With a few macros and compatibility functions there is not much in SICP Scheme which does not work in similar ways in Common Lisp. SICP is using a rather primitive version of Scheme - which actually does not even run in newer Scheme dialects without changes.
SICP does not even use macros. Later Scheme languages diverge much more and thus form their own language family. There is still a core in Scheme, which is relatively close to Lisp.
You can see that CL uses two namespaces and some of the operators are named differently (like EQ in Lisp and EQ? in Scheme, SETQ in Lisp and set! in Scheme).
But beyond that and even without a compatibility layer, the SICP code has 1 to 1 direct equivalents in CL: function definition, s-expressions, local functions, local lexical variables, setting variables, creating cons cells, testing for a NIL value, symbols, equivalence of symbols, raising an error, cond operator, ....
OTOH if you look at Clojure, it lacks the basic cons cell data structure and then one needs to use operators from a different data structure. LET / SET! does something else in Clojure - reading the documentation about that is confusing enough.
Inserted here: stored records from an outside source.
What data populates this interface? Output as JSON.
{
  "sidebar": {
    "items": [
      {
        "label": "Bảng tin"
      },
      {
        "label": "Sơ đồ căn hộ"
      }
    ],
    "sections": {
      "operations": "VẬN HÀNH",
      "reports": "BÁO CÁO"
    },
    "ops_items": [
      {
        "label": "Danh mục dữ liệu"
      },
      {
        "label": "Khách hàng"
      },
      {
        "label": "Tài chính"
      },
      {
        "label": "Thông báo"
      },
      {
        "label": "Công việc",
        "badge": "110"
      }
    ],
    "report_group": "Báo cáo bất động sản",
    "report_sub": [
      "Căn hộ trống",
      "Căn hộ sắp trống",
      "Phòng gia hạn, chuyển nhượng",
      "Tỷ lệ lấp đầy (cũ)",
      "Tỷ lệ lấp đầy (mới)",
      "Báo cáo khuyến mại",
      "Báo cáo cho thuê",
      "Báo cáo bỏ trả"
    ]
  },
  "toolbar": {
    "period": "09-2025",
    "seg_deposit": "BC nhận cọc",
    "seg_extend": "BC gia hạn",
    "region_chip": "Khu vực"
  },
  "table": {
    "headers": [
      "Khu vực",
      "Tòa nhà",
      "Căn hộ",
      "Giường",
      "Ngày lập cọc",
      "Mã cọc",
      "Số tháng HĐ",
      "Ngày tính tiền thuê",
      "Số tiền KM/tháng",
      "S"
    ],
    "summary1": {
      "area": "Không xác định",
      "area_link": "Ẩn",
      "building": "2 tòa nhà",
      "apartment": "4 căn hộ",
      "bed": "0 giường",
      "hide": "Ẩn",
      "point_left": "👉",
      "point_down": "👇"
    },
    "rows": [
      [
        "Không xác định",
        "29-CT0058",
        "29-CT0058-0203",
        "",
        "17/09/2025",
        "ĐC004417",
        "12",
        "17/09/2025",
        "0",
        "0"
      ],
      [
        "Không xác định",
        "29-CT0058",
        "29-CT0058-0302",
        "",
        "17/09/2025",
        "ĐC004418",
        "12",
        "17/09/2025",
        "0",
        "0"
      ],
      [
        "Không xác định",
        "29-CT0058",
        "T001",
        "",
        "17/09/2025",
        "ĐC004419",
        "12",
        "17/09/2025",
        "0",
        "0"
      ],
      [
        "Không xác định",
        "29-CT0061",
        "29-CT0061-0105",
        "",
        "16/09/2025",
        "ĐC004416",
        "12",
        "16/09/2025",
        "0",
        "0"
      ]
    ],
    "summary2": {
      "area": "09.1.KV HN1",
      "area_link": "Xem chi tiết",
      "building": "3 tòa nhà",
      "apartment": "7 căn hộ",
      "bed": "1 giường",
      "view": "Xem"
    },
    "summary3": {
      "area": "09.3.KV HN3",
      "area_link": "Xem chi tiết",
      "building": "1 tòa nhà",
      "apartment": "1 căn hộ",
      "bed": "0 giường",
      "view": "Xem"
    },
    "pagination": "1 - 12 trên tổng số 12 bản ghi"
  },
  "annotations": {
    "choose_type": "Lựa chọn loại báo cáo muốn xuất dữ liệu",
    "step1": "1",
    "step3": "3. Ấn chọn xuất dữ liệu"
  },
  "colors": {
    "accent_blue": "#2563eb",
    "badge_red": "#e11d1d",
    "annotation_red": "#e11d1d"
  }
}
> A clean room Common Lisp couldn't meet that standard, for example.
It's not about that an implementation actually uses code from others (though it might), it is about actually being able to run Lisp applications/libraries or have them ported without the need to rewrite them.
Take for example Macsyma. It has its roots in mathematics code written in Lisp in the 60s. It was then further developed in Maclisp. It was then ported to Zetalisp and Franz Lisp (IIRC). Then it was ported to Common Lisp and still runs in various Common Lisp implementations. I have myself ported it to a Common Lisp implementation it never ran before in a day. This is an example of a substantial and non-trivial Lisp program which didn't need to be reimplemented, since it has been moved to new Lisp dialects to be able to be run on current hardware. A version of it now runs on Android devices...
The LOOP macro was actually maintained at MIT as a single file for multiple Lisp dialects for some time.
You can take a Lisp book from the 60s and run its examples in CL without effort. There is code from McCarthy from 1960 which runs mostly unchanged today, with a minimal compatibility layer. You can't run anything from McCarthy in Clojure because it lacks the most basic things like cons cells. All the list processing stuff needs to be rewritten to fit into Clojure's idea for 'persistent sequences' or other concepts.
For people who are less industry focused, and more interested in the evolution of lisp from a CS perspective, Racket has gobbled up that mindshare.
Common Lisp, in spite of its strengths, multiple standard implementations, and historical pedigree, seems at risk of fading more if there isn't some new lifeblood injected. The problem if I understand it, is that the Common Lisp spec is so gigantic, and was itself the product of a tenuous truce between many warring tribes of lisps long forgotten. I wonder how possible a new spec even is?